I have worked on other pilot projects where we hit the ground running, delivering a service before even meeting properly as a team, fire-fighting for the first few weeks. That’s the way it can be, of course, but with this particular client group and setting it would certainly not be ‘responsible’ and possibly self defeating and dangerous – for all concerned. DBT works on a founding principle of team delivery and, therefore, whether we work with individuals or with the skills groups we have all met together regularly over the last six months for training, supervision and the exchange of information that ensures the coherence of approach that is essential for our particular client group. Holding these meetings in HMP Holloway for three months prior to beginning to see clients proved essential. Working in a prison, especially for the first time, provokes anxiety and so I have been grateful to experience the counterbalance of a climate of respect in which courtesy and helpfulness are the norm.
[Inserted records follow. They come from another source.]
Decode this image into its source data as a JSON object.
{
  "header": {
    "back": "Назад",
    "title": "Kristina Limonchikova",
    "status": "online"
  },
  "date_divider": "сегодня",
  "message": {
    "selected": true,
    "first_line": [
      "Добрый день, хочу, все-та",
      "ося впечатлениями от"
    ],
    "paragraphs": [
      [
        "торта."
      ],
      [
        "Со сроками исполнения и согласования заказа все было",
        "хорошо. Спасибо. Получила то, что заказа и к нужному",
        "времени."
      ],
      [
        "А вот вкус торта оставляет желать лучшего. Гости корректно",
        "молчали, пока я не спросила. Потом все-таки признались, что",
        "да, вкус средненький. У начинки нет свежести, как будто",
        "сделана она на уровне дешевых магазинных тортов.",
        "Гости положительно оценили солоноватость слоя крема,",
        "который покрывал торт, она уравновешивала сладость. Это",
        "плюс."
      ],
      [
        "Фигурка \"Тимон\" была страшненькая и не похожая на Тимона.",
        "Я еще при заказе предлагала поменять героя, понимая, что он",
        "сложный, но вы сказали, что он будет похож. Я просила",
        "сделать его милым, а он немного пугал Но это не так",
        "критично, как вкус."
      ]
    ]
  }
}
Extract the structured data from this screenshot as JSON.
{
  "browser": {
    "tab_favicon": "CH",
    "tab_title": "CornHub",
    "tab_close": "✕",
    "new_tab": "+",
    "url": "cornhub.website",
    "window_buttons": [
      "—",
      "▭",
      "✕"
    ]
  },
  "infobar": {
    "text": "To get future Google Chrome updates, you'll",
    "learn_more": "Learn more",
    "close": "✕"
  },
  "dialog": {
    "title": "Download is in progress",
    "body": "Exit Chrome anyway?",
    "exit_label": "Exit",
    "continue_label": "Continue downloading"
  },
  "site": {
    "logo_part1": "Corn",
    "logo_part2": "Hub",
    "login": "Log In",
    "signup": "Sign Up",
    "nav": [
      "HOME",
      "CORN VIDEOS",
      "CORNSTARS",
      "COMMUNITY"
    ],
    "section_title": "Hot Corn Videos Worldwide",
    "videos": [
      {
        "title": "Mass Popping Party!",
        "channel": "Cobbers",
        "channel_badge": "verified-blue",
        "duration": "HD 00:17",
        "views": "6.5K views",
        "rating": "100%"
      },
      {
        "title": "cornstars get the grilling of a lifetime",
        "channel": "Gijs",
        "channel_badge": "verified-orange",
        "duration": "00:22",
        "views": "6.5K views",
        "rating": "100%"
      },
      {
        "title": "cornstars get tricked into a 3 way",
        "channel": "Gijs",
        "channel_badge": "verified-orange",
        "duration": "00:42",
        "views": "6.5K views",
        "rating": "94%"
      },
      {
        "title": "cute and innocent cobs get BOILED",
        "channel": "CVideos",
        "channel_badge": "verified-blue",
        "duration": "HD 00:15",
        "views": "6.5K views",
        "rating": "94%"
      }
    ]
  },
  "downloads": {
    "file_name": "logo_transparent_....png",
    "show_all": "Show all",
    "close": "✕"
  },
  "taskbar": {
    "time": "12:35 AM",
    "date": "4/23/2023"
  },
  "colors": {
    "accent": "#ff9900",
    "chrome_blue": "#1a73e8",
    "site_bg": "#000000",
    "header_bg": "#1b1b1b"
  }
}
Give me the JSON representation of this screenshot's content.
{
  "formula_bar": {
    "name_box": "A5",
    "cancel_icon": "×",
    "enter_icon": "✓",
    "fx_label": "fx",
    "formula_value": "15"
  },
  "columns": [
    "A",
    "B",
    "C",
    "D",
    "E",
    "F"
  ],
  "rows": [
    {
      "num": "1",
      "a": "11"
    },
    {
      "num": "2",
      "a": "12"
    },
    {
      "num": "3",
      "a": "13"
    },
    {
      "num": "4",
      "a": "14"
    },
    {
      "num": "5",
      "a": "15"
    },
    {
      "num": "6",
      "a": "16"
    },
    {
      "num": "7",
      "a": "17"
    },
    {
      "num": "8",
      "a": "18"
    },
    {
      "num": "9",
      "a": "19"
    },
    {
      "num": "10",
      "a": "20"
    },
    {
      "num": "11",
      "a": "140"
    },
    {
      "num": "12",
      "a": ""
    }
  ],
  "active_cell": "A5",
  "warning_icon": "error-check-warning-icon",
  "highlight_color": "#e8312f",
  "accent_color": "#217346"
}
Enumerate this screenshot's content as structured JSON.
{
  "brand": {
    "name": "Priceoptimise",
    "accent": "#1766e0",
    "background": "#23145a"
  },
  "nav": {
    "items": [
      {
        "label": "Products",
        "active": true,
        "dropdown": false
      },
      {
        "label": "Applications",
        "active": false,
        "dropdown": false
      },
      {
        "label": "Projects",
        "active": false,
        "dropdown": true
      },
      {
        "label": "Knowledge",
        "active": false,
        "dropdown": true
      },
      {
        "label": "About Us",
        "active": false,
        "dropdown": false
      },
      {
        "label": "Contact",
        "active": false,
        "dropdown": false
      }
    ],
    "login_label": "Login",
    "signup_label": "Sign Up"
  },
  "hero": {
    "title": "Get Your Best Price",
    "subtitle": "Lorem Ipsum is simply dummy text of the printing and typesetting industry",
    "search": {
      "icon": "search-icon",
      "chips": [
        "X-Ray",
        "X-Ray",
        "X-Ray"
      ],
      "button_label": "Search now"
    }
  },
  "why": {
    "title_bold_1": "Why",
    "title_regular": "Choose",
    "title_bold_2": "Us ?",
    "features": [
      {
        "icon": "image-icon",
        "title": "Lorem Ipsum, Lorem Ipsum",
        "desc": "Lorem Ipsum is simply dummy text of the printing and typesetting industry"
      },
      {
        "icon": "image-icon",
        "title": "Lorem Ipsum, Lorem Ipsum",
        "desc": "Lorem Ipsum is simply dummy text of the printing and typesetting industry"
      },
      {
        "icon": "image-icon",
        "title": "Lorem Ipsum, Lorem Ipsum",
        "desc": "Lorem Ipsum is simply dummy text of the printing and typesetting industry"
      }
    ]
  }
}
One of the unexpected impacts of working with the HoST project has been the wider application to my work in other settings, most particularly in my private practice. In a recent edition of the British Journal of Psychotherapy, Abraham Brafman (BJP 24:2: p199) observes that most practitioners work within the ‘parameters’ of the training they received, in terms of length and frequency of sessions, mode of greeting and parting at the start and finish of a session, use of the couch, arrangements for holidays and fee paying. He questions whether this meets the needs of the client and suggests that it is perhaps more for the ‘comfort’ of the therapist, expressing the hope that practitioners can, instead, develop a pattern of working that is the result of ‘conscious, deliberate self-scrutiny and experimentation’. Working in a prison setting ensures that you have to make decisions about how to retain the integrity of your work – from ‘parameter’ stage onwards – with clients who sometimes cannot stay in a room, unless locked in, for more than ten minutes at a time, who have no notion of boundaries and a history of non-engagement and where you, as the therapist, are subject to the primacy of the institutional need for security. The therapeutic parameters, although they might seem quite insignificant, actually set the scene and underpin the main task of engaging with the client in thinking about meaning. As I commented earlier, working in a prison means entering the physical world of your client in a way that just doesn’t happen in private practice and it is easy to be seduced into thinking about ‘concrete reality’ and ignoring the significance of internal reality. The only way to keep to the therapeutic tasks of creating an alliance and engaging in symbolic thinking with the client is to remain alert to interferences from the setting, the client and oneself to this process. The opportunity and necessity of such ‘self-scrutiny’, along with the team input offered by being part of the HoST project, is invaluable and I look forward to a long association with it.